Der Rest ist leider Standard-Kino, und die Schauspieler so lala. Wenn es das Wort 'uncharismatisch' noch nicht gäbe, müsste man es für Vince Vaugh neu erfinden, und Jennifer Lopez' Darstellung ist - wie so oft - Geschmackssache. Sie spielt ihre Kinderpsychologin mit konstant weinerlicher, gehauchter Stimmlage und posiert albern, selbst wenn sie alleine zu Hause ist und nur den Kühlschrank öffnet (im String natürlich, weil Psychologinnen auch daheim immer darauf achten, sexy zu sein!). Andererseits sah sie selten besser aus und wurde nie ikonenhafter fotografiert (und trug nie unglaublichere Kostüme). Vincent D'Onofrio greift auf viele 'irrer Killer'-Klischees in seinem Spiel zurück, aber auch er wird von Tarsem Singh in den Fantasy-Sequenzen absolut furchteinflößend als Übermonster in Szene gesetzt. In einer Nebenrolle muss der arme Dylan Baker als Wissenschaftler ständig die technischen und medizinischen Vorgänge erklären, und das gelingt ihm angesichts der Tatsache, dass diese natürlich hanebüchener Humbug sind, sehr gut.
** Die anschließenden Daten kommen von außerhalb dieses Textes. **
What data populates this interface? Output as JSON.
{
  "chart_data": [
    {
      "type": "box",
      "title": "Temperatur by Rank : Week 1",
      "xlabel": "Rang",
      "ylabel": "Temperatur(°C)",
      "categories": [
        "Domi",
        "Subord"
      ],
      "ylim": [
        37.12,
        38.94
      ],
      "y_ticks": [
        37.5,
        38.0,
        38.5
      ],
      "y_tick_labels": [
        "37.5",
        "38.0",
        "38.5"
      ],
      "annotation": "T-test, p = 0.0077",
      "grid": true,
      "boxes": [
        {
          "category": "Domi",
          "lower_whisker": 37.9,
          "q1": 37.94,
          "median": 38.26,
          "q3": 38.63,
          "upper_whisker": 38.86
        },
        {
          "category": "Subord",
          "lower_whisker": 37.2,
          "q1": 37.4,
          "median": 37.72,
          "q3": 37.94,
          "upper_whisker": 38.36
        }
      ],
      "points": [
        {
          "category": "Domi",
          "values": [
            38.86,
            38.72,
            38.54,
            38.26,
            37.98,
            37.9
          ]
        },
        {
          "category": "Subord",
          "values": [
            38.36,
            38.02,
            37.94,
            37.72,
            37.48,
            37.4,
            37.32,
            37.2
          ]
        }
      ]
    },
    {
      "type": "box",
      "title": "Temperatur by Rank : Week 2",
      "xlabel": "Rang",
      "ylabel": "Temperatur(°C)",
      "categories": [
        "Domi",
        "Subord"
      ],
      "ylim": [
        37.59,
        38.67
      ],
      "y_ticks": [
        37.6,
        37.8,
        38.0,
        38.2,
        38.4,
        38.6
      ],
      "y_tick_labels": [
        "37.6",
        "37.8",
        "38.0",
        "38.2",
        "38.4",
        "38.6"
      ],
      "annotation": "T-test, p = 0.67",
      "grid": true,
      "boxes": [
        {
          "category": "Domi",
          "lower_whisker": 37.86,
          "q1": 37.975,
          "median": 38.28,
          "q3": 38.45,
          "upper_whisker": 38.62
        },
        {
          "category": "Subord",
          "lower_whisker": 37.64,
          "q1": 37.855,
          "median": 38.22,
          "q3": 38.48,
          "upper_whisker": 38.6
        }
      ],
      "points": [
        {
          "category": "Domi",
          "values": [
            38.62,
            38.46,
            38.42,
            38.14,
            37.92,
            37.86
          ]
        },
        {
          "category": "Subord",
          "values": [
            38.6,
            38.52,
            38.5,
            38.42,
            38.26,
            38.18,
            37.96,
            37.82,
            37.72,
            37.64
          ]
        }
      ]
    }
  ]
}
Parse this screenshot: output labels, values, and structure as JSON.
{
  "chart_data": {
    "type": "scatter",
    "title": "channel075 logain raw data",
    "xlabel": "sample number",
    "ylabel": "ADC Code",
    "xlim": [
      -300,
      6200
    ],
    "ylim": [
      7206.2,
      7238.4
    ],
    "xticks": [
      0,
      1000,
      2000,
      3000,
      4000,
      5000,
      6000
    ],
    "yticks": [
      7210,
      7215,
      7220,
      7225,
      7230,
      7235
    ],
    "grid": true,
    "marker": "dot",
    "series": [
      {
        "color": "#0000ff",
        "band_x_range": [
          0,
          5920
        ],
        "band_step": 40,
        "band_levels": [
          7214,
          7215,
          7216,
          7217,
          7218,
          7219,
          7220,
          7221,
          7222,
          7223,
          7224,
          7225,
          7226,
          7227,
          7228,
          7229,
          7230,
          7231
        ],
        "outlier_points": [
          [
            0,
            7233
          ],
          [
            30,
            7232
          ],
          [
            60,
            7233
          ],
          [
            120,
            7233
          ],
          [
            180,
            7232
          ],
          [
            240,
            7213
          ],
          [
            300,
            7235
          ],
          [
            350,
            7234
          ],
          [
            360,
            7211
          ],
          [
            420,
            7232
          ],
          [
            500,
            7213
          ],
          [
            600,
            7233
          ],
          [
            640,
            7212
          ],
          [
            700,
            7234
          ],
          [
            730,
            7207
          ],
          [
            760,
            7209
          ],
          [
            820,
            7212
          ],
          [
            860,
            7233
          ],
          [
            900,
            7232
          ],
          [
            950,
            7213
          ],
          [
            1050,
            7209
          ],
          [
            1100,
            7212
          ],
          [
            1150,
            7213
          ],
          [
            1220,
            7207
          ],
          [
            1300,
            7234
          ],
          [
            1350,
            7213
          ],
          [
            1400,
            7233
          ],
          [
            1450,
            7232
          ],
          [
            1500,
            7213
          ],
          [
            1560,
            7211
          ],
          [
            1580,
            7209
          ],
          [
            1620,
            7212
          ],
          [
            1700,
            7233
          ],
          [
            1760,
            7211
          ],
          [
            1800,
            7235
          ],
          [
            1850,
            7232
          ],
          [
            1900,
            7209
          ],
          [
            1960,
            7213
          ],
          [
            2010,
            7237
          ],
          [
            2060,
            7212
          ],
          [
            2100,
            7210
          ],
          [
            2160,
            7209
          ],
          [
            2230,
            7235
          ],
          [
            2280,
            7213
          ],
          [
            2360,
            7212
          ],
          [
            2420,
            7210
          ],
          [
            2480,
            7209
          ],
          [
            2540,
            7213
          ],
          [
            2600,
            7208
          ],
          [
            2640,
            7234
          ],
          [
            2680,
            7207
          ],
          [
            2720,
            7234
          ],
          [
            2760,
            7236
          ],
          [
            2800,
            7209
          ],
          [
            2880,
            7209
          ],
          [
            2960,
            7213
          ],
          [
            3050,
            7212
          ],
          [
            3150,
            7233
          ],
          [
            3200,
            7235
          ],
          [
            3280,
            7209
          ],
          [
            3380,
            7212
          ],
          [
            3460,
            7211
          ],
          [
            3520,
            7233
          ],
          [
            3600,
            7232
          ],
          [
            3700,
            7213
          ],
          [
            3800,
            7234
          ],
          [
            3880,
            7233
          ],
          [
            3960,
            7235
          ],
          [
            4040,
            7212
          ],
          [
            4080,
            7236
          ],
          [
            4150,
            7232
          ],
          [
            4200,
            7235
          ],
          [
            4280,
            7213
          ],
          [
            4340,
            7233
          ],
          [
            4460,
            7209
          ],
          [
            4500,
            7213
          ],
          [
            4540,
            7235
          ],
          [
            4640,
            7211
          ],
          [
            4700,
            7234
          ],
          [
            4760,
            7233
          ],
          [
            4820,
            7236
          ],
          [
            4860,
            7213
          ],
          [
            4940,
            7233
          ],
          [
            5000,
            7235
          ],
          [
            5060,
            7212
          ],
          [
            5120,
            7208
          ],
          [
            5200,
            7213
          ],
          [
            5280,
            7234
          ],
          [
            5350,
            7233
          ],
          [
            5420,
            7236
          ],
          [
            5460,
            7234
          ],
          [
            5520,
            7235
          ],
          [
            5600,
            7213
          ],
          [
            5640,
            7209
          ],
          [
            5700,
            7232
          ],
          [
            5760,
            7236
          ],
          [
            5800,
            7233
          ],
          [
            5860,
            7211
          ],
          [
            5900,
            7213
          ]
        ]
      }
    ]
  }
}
THE CELL erinnert aufgrund seiner Effekte sehr an Ken Russells "Der Höllentrip" (1980), der im Vergleich allerdings künstlerisch geschlossener war und fast gänzlich auf ein Handlungsgerüst verzichtete. Könnte sich das amerikanische Kino nur vom Zwang zum Plot befreien, wie es das europäische Kino von Bunuel, Resnais, Bava, Fulci und Argento vorgemacht hat, dann hätte THE CELL ein sicher kontroverser, aber radikaler Alptraum werden können. So ist er eben 'nur' "Das Schweigen der Lämmer" mit Traumsequenzen. Das ist nicht wenig, aber zu wenig, um vollends zu begeistern. Da bei THE CELL die Meinungen extrem auseinandergehen, soll das bitte jeder auf eigene Gefahr überprüfen.

07/10 (insgesamt)
10/10 (für die Fantasy-Sequenzen)



Ein Designer-(Alp)Traum - Jennifer Lopez in "The Cell"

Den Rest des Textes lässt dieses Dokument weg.